T51G-3002
Strain Accommodation and its Relationship to Pre-existing Structures along the Karonga Fault, Malawi

Friday, 18 December 2015
Poster Hall (Moscone South)
Sam Dawson1, Daniel A Laó-Dávila2, Estella A Atekwana2, Bryan Clappe1, Tiara Johnson1, Courtney D Hull1, Victor Nyalugwe3, Mohamed G Abdelsalam2, Patrick R.N. Chindandali3 and Jalf Salima3, (1)Oklahoma State University Main Campus, Stillwater, OK, United States, (2)Oklahoma State University, Boone Pickens School of Geology, Stillwater, OK, United States, (3)Geological Survey of Malawi, Zomba, Malawi
Abstract:
The Livingstone border fault, with its 7 km of total displacement, accommodates most of the strain in the northern portion of the Malawi Rift.
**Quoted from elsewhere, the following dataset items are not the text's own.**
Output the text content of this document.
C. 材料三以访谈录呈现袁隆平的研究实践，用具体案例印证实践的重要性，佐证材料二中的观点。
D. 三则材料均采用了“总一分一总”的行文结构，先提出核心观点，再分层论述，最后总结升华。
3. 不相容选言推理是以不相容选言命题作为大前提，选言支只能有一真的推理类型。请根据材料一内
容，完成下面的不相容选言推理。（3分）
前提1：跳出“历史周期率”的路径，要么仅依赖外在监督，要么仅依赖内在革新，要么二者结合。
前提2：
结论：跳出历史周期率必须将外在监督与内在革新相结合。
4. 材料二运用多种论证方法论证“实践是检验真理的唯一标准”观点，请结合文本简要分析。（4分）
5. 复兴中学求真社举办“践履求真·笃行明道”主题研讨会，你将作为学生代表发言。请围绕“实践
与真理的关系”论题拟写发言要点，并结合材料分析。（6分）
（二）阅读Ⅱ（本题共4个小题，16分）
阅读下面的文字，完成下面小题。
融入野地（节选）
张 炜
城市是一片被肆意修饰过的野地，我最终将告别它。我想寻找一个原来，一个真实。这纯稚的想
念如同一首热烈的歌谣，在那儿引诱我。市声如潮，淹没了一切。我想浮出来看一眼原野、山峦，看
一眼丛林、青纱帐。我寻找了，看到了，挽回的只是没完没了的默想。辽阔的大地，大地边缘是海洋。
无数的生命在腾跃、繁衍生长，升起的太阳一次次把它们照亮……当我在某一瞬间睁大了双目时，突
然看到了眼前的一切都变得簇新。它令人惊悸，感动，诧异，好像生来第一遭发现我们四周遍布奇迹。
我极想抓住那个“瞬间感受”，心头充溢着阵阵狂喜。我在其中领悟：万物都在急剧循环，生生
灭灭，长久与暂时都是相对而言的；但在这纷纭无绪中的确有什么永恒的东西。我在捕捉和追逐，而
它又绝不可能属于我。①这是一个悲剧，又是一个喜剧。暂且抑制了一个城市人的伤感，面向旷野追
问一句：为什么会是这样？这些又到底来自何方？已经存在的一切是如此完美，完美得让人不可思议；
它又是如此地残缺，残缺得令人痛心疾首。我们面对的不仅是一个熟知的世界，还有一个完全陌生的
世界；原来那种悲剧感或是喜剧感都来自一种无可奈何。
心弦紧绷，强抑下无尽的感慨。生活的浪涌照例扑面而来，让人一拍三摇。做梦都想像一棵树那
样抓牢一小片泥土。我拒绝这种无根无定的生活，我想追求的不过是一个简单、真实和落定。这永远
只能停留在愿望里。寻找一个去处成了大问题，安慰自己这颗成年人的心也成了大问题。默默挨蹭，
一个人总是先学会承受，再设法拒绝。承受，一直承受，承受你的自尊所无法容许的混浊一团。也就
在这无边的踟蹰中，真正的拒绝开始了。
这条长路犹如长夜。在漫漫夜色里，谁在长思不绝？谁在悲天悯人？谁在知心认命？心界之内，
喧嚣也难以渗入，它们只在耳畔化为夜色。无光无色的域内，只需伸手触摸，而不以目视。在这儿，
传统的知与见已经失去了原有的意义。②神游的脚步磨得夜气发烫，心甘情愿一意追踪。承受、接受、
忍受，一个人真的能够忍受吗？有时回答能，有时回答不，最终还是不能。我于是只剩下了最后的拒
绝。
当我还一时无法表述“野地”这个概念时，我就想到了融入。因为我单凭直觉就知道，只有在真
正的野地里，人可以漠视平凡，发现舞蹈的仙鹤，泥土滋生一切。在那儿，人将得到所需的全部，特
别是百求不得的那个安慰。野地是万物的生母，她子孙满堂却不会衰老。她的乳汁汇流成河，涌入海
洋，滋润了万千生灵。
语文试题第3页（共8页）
Its hanging wall is also breaking up, as suggested by the 2009 earthquake sequence in Karonga. This hanging wall block is underlain in part by the NW- and N-striking Mughese Shear Zone. The superposition of new faults on the pre-existing structures makes this area an ideal location to study the effect of the orientation of pre-existing structures on the accommodation of strain in the hanging wall in the western flank of the northern Malawi Rift. We used gravity and aeromagnetic data and remote sensing to map the Precambrian macro-scale structural fabric of the greater Karonga region. Moreover, we mapped mesostructures within the Precambrian and younger rocks. In the northern portion of the Karonga fault, a single east-dipping fault zone with a mean strike of 32° and a 59° dip cuts the Precambrian foliation that has a mean strike of 301° and 79° dip, accommodating the majority of strain in this region. South of the city of Karonga, the Precambrian foliation assumes a NNW average strike that is steeply dipping. Here the Karonga fault disperses from a single fault with a 2 km damage zone to several distinct east- and west-dipping faults over 6 km that strike in the same overall direction as the foliation planes from the Mughese Shear Zone. Karoo rift structures (horsts and grabens) and their associated rock formations could also be reactivated in this area. These relationships suggest that within the Malawi Rift, strain can be accommodated differently based on the nature and orientation of pre-existing structures. The structural fabric surrounding the southern portion of the Karonga fault seems to favor reactivation and strain distribution, whereas strain is localized in the northern portion of the fault zone.